Al día siguiente, mientras el autobús escolar se detenía enfrente de casa y el vapor salía de las grandes y húmedas fosas nasales de los caballos, rompí la regla. No lo puede evitar: mientras subía, me volví. Pero mi padre ya no estaba. Ni entonces, ni nunca más

Tenía razón. Ese día me quedé solo. Habíamos sido una familia de cuatro miembros, aunque de eso ya hacía mucho tiempo. Después sólo quedamos mi padre y yo, y con eso bastaba. Echaba de menos a mi madre y a mi hermana, pero era demasiado pequeño como para haber formado un auténtico vínculo con ellas. Guardo en la memoria sombras difusas. Aunque a veces, incluso ahora, cuando oigo la voz de una mujer cantando, siempre me pilla desprevenido. La escucho y pienso: «Mamá tenía una voz muy bonita». En cambio, mi padre las echaba muchísimo de menos. No lo vi llorar nunca, ni siquiera cuando tuvimos que quemar todas las fotos y los cuadernos. Sin embargo, cuando me levantaba a pleno día, me lo encontraba mirando por la ventana sin persianas con un rayo de sol cayéndole sobre el rostro apesadumbrado mientras le temblaba la ancha espalda.

Mi padre me había preparado para que me quedara solo. Sabía que ese día terminaría por llegar, aunque me parece que en el fondo pensaba que le sucedería a él antes que a mí. Se pasó años inculcándome las reglas para que las conociera mejor que a mí mismo. Incluso ahora, cuando anochece y me preparo para ir al colegio, me aseo minuciosamente, me limo las uñas, me afeito los brazos y las piernas (de un tiempo a esta parte, hasta algunos pelos en el pecho), me pongo pomada (para enmascarar el olor) o me afilo los colmillos falsos, me parece oír su voz repasando las reglas.

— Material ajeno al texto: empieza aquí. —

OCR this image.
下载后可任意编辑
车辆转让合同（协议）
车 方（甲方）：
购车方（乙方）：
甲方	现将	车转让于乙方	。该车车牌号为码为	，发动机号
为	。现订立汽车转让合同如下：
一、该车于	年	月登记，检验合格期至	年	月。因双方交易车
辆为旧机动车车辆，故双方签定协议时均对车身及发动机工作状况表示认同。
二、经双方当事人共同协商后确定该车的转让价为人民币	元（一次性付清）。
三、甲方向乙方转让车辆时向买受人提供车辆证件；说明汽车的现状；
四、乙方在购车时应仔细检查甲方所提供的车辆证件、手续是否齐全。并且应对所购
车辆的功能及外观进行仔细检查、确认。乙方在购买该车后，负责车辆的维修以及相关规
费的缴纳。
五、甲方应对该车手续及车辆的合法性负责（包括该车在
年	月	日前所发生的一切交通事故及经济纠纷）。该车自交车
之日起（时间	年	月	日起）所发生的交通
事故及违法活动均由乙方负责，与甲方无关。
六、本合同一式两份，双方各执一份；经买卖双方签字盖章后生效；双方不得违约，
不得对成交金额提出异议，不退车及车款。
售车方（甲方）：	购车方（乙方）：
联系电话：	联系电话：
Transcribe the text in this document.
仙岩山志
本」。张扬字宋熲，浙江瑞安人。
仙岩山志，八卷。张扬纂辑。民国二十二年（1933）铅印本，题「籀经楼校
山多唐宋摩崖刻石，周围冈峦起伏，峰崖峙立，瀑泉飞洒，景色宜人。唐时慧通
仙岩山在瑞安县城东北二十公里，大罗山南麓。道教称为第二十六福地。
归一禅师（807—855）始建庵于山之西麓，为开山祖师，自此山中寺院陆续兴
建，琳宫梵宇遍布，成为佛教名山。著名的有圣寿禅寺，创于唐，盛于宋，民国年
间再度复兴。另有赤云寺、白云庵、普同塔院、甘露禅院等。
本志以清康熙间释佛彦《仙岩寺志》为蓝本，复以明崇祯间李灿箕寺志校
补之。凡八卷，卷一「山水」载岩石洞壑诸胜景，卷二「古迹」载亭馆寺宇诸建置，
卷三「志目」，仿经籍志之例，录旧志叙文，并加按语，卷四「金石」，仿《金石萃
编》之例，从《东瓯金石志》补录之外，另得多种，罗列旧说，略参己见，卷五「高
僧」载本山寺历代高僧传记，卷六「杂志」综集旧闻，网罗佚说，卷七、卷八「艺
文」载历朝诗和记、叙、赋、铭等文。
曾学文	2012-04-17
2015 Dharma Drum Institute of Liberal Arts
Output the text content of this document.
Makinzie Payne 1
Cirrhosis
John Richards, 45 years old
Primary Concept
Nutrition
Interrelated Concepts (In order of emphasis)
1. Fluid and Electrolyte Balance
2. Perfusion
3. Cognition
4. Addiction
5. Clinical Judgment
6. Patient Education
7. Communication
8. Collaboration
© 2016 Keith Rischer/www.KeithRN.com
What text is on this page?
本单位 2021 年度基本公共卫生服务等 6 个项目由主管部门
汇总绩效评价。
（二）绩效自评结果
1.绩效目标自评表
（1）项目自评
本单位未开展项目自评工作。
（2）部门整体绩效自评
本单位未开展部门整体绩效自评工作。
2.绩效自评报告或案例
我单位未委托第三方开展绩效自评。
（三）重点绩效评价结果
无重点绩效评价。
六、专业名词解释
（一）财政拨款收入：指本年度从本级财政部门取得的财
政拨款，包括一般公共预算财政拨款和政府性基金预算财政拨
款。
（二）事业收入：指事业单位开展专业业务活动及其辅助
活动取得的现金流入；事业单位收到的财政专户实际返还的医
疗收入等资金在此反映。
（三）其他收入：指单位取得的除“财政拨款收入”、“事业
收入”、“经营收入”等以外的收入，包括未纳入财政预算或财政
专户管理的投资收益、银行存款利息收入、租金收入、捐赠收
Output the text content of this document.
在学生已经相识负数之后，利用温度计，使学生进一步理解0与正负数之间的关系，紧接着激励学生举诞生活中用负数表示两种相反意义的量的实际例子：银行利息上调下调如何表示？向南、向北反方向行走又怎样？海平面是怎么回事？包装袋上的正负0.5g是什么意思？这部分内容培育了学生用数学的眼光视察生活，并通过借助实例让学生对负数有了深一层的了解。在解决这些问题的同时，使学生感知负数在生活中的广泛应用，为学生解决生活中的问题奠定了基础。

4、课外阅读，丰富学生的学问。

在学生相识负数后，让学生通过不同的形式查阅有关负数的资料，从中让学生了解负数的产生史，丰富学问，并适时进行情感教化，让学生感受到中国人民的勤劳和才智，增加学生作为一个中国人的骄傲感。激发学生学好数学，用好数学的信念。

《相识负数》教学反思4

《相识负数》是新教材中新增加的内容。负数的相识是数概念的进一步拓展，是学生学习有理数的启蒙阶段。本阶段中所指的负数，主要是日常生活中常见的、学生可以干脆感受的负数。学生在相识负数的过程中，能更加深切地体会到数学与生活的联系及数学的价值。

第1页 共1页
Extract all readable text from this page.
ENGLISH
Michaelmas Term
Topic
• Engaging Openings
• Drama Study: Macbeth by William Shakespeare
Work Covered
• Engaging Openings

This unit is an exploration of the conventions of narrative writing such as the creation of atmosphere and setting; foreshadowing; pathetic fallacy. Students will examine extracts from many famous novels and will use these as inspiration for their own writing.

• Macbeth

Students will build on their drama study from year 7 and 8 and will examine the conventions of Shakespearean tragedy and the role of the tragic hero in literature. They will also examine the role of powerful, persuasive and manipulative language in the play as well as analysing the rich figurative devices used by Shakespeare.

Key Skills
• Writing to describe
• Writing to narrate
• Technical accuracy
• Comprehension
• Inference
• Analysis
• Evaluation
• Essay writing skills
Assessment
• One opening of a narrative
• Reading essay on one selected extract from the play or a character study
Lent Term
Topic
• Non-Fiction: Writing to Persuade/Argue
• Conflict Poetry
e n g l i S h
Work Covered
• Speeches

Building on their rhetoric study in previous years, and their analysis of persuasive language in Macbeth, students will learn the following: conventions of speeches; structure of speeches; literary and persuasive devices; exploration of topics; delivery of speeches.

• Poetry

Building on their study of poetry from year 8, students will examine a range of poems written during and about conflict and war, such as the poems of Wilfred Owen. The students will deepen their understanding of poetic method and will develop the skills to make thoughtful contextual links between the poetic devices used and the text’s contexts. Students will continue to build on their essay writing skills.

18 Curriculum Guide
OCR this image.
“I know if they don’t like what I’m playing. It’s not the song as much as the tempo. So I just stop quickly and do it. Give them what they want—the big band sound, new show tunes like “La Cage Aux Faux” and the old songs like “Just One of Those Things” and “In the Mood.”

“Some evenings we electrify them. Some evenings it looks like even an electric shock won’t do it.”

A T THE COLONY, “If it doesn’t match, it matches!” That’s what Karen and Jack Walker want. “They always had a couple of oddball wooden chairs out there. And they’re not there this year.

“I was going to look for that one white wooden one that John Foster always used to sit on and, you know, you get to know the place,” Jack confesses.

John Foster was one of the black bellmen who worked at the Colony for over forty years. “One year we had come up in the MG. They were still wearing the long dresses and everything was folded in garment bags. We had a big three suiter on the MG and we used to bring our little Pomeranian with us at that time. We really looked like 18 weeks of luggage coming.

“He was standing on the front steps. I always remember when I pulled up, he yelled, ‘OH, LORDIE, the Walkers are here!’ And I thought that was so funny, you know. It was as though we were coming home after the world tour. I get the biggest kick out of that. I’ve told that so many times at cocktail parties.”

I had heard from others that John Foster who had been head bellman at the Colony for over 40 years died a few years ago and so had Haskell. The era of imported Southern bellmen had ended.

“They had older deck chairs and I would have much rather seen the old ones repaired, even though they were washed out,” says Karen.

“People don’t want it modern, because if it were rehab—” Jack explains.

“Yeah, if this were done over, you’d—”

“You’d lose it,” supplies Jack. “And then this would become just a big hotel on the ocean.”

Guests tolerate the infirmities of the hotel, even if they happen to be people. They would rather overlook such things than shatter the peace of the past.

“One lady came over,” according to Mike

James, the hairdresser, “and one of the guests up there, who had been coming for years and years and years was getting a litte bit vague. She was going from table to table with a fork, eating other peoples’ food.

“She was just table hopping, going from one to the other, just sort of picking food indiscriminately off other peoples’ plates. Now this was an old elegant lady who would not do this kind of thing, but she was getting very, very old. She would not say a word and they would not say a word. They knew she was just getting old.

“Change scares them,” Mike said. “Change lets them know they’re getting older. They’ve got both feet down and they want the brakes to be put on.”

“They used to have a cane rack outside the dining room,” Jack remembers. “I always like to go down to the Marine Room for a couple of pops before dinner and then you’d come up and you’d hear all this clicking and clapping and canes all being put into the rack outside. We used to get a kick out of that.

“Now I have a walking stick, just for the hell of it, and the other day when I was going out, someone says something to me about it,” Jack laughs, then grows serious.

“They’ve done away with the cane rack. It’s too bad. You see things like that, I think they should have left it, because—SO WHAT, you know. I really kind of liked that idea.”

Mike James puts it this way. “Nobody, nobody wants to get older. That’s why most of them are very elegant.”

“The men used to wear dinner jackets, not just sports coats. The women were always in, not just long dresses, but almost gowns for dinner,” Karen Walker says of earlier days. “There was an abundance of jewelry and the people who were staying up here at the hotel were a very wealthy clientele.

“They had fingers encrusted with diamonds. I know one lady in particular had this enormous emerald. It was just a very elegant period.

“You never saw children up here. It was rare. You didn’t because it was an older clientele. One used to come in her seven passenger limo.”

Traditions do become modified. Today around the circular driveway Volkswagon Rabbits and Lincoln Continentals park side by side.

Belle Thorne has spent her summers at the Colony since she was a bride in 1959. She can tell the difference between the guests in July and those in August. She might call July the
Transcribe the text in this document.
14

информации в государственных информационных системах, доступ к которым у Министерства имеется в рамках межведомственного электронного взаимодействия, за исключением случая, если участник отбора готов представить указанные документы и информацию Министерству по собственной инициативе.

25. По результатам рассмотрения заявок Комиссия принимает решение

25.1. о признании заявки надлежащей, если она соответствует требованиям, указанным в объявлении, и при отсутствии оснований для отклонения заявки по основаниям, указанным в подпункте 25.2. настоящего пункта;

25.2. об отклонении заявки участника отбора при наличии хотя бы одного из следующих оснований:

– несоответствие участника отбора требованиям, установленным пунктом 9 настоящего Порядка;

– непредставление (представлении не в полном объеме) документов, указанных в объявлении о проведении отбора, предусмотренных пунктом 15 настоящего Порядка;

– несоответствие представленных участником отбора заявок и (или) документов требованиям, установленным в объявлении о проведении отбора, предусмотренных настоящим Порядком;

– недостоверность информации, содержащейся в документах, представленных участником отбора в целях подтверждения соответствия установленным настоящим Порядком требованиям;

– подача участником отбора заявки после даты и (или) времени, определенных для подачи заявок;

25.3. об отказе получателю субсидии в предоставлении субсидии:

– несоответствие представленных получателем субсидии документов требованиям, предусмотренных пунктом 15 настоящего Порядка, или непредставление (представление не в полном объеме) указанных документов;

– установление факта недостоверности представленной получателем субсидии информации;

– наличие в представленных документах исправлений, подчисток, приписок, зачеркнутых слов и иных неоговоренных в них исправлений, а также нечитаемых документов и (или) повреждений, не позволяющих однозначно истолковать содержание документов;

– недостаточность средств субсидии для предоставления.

Como hoy. Justo mientras me pongo los calcetines, oigo sus consejos habituales: no te quedes a dormir en casa de nadie, no tararees, ni silbes. De repente oigo la regla que me recordaba quizás apenas una o dos veces al año. Era tan poco habitual que tal vez era algo distinto, una especie de lema en la vida. «No te olvides nunca de quién eres.» Nunca supe por qué lo decía. Es como decir no te olvides de que el agua está mojada, el sol brilla o la nieve es fría. Es una redundancia. Sería imposible olvidarme de quién soy. Me lo recuerdan a cada momento. Cada vez que me depilo las piernas, me aguanto un estornudo, ahogo una risa o finjo estremecerme ante un rayo de luz extraviado, recuerdo quién soy. Un impostor.